- Church: Episcopal Church
- Diocese: Western Michigan
- Elected: June 3, 1989
- In office: 1989–2002
- Predecessor: Howard Meeks
- Successor: Robert R. Gepert

Orders
- Ordination: November 14, 1959 by J. Gillespie Armstrong
- Consecration: October 7, 1989 by Edward W. Jones

Personal details
- Born: 1934 (age 91–92) Fort Washington, Pennsylvania, United States
- Denomination: Anglican
- Spouse: Kathryn Fligg ​(m. 1961)​
- Children: 1
- Alma mater: Brown University

= Edward Lewis Lee Jr. =

American prelate of the Episcopal Church (born 1934)
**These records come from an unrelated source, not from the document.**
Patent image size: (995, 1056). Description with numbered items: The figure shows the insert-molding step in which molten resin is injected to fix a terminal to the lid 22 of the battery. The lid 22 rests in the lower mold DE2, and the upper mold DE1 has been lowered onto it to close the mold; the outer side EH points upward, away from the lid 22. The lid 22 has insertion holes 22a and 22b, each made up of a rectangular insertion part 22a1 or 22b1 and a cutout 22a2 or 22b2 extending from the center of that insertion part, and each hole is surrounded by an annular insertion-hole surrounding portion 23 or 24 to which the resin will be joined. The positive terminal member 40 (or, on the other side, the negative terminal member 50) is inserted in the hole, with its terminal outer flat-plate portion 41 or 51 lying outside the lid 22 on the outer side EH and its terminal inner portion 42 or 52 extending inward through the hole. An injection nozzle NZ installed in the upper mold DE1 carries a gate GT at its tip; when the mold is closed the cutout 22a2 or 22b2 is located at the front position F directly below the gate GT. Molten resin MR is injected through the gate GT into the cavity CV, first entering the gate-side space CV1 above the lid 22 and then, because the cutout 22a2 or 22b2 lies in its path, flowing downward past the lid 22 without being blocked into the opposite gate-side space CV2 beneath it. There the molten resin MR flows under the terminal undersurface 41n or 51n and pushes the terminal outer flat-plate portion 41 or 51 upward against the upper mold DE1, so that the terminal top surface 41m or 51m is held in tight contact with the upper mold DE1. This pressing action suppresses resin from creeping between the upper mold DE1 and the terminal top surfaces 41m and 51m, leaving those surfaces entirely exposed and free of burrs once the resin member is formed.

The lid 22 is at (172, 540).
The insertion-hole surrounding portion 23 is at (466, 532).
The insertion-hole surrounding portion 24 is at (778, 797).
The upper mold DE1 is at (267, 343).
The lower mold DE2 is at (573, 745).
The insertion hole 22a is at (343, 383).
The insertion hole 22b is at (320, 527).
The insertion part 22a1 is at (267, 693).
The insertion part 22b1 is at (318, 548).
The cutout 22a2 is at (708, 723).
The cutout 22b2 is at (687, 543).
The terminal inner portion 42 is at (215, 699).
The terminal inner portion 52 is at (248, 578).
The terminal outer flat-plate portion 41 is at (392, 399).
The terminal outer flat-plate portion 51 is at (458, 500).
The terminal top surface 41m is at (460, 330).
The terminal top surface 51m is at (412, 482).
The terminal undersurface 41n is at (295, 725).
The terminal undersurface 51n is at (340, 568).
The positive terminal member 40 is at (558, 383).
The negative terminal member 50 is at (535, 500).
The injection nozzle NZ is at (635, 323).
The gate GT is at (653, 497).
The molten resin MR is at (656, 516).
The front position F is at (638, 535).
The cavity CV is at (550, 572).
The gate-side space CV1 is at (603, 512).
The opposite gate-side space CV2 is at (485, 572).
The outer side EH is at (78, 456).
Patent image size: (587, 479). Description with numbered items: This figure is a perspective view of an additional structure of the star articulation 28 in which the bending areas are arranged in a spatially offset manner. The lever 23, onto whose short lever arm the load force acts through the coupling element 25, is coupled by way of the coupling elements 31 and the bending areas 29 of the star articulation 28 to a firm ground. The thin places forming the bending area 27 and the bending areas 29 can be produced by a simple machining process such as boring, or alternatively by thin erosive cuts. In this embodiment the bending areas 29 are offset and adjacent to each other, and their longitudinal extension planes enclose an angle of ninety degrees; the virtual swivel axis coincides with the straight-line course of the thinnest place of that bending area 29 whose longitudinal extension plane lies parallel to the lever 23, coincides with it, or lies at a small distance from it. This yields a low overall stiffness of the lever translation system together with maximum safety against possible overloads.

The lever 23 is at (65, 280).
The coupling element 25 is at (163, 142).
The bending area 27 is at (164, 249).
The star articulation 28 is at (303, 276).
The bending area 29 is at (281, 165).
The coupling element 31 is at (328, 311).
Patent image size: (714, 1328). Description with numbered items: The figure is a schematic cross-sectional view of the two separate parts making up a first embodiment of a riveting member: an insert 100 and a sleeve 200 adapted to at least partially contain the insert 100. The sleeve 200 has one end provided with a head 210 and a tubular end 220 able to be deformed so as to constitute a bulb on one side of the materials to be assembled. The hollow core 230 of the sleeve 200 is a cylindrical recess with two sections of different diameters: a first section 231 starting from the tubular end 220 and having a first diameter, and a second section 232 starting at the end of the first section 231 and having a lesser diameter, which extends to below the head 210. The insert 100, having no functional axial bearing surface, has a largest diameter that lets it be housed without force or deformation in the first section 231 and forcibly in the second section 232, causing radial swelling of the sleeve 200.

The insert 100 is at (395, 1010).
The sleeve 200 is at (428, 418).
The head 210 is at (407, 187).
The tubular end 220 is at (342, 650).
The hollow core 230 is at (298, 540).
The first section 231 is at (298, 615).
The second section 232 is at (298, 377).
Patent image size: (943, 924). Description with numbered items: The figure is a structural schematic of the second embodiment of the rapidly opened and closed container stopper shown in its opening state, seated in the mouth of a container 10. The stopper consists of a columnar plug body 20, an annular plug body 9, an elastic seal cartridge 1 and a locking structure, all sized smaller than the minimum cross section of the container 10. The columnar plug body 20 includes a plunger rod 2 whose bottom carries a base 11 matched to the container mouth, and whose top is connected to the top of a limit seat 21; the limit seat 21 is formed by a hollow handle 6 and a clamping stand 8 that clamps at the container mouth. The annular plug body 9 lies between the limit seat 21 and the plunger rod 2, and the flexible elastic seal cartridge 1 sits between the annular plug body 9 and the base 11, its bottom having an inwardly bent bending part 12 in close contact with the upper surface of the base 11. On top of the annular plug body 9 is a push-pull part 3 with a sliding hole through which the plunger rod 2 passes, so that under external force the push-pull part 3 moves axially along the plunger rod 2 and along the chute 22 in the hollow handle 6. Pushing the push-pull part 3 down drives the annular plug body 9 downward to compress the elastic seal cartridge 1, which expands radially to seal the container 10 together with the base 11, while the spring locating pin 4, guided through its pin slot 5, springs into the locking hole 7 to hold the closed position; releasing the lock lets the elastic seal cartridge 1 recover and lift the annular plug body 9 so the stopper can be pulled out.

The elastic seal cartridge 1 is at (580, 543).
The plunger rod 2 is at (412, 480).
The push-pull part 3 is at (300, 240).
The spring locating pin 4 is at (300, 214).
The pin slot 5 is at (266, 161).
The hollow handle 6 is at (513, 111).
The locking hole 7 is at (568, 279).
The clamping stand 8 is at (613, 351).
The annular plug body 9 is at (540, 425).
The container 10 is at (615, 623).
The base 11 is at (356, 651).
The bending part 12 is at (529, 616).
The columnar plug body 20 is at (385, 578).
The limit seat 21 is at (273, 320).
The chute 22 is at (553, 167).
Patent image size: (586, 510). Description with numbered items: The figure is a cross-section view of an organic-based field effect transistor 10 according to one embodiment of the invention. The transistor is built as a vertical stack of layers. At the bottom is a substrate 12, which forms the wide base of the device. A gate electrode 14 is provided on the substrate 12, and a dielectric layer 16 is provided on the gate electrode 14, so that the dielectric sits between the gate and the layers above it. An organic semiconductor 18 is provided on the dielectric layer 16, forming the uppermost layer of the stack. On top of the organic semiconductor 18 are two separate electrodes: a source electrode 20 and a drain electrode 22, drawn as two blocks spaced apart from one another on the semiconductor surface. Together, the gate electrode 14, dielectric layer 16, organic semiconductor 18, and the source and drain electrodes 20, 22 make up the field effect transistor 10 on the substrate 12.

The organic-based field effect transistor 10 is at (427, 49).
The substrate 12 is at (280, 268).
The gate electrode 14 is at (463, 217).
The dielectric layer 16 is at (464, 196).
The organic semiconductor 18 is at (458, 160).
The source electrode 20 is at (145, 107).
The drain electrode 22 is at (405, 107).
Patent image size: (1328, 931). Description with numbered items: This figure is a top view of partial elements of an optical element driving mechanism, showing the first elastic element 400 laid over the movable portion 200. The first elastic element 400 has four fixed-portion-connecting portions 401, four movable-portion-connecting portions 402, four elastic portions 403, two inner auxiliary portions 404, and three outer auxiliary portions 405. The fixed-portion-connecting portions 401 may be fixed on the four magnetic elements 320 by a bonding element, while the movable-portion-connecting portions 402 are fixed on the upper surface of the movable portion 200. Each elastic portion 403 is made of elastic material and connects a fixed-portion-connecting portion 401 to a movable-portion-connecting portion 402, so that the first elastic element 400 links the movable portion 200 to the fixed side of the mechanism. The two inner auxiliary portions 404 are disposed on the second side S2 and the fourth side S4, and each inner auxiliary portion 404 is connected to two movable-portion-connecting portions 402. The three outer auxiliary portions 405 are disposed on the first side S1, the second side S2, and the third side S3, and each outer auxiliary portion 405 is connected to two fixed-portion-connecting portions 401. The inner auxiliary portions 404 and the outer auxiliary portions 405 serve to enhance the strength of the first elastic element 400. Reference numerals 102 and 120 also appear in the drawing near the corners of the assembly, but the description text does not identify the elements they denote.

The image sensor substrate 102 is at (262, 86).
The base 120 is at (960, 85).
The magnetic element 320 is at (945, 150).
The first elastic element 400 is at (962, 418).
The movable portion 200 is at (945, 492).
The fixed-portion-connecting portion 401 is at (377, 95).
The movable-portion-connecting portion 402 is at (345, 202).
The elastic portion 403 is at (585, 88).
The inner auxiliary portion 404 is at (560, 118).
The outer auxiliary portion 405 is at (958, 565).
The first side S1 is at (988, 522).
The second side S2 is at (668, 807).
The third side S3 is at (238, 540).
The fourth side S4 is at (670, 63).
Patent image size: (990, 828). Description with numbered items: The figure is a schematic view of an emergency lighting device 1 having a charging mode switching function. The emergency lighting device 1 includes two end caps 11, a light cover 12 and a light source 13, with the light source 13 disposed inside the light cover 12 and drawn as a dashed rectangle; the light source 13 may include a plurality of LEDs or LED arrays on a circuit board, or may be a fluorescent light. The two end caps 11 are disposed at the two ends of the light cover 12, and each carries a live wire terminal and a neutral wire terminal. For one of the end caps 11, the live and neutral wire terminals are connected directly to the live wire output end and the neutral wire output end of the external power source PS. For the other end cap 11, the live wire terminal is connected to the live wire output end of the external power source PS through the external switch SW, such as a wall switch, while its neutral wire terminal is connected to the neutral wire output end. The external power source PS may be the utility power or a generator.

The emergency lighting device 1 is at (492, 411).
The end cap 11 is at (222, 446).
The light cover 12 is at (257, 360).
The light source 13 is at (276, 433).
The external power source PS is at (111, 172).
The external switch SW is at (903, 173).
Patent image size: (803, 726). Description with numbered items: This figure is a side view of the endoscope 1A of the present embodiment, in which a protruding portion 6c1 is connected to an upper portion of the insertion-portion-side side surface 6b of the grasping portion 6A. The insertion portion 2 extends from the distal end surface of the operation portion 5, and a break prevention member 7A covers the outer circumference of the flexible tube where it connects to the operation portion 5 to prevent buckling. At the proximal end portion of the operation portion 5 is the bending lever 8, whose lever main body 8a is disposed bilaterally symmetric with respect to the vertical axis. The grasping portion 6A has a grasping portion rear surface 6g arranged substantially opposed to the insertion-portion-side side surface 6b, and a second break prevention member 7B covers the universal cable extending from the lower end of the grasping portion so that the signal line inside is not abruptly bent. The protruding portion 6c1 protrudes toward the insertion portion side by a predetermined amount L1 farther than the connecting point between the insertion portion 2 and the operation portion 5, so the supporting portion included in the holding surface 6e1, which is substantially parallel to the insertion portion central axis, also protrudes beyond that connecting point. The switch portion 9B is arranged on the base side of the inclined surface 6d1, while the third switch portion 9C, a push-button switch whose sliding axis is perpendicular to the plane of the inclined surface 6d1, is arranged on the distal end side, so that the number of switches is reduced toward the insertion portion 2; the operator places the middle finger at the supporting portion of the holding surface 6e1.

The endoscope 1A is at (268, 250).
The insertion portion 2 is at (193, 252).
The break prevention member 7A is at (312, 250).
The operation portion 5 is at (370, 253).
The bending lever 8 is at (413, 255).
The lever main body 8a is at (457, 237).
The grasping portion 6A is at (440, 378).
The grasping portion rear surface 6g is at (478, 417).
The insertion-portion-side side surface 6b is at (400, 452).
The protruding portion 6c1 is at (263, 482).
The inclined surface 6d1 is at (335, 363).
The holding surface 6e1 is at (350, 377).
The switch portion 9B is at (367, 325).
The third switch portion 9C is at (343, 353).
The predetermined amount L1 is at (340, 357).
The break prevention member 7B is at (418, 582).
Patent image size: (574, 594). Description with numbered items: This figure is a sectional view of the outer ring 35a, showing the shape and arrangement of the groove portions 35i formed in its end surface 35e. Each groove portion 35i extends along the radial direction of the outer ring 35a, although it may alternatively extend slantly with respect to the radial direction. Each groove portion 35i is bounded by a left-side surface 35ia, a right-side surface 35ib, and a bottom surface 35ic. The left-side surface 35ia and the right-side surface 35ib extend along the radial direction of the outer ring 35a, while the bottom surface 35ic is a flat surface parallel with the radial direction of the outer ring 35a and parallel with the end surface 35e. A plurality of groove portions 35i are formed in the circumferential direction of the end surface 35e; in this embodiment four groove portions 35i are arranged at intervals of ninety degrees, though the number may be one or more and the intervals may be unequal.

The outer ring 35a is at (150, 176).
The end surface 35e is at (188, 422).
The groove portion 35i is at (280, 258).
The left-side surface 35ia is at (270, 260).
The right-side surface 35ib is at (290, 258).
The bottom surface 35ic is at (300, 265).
Edward Lewis Lee Jr. (born 1934) is an American prelate of the Episcopal Church who served as the seventh Bishop of Western Michigan between 1989 and 2002.

==Early life==
Lee was born in 1934 in Fort Washington, Pennsylvania. He graduated from Brown University with a Bachelor of Arts in 1956. He then studied at the General Theological Seminary, graduating in 1959 with a Master of Divinity. He was ordained deacon on May 9, 1959 by Bishop Oliver J. Hart of Pennsylvania, and priest on November 14, 1959 by Bishop J. Gillespie Armstrong Suffragan of Pennsylvania.

==Career==
Between 1959 and 1964, he served as curate at the Church of the Holy Trinity in Philadelphia. In 1964 he became the Episcopal Advisor of the University Christian Movement of Temple University, retaining the post till 1973. He also served as Sunday and pastoral assistant at the Church of the Annunciation in Philadelphia, parish consultant at St. Peter's Episcopal Church of Germantown, and lecturer in homiletics at the Philadelphia Divinity School. Between 1970 and 1973, he also served as the national chairperson of the Episcopal Peace Fellowship and between 1973 and 1982, Lee was rector of St James' Church in Florence, Italy. He also served as a deputy to General Convention representing the Convocation of Episcopal Churches in Europe, in 1976 and 1979. In 1982, he became rector of St John's Church, in Washington, D.C., where he served until 1989.

==Bishop==
Lee was elected Bishop of Western Michigan on June 3, 1989 in the Cathedral Church of Christ the King, and consecrated on October 7, 1989. He retired on July 1, 2002, and later served as Assisting Bishop in the Diocese of Pennsylvania until 2017.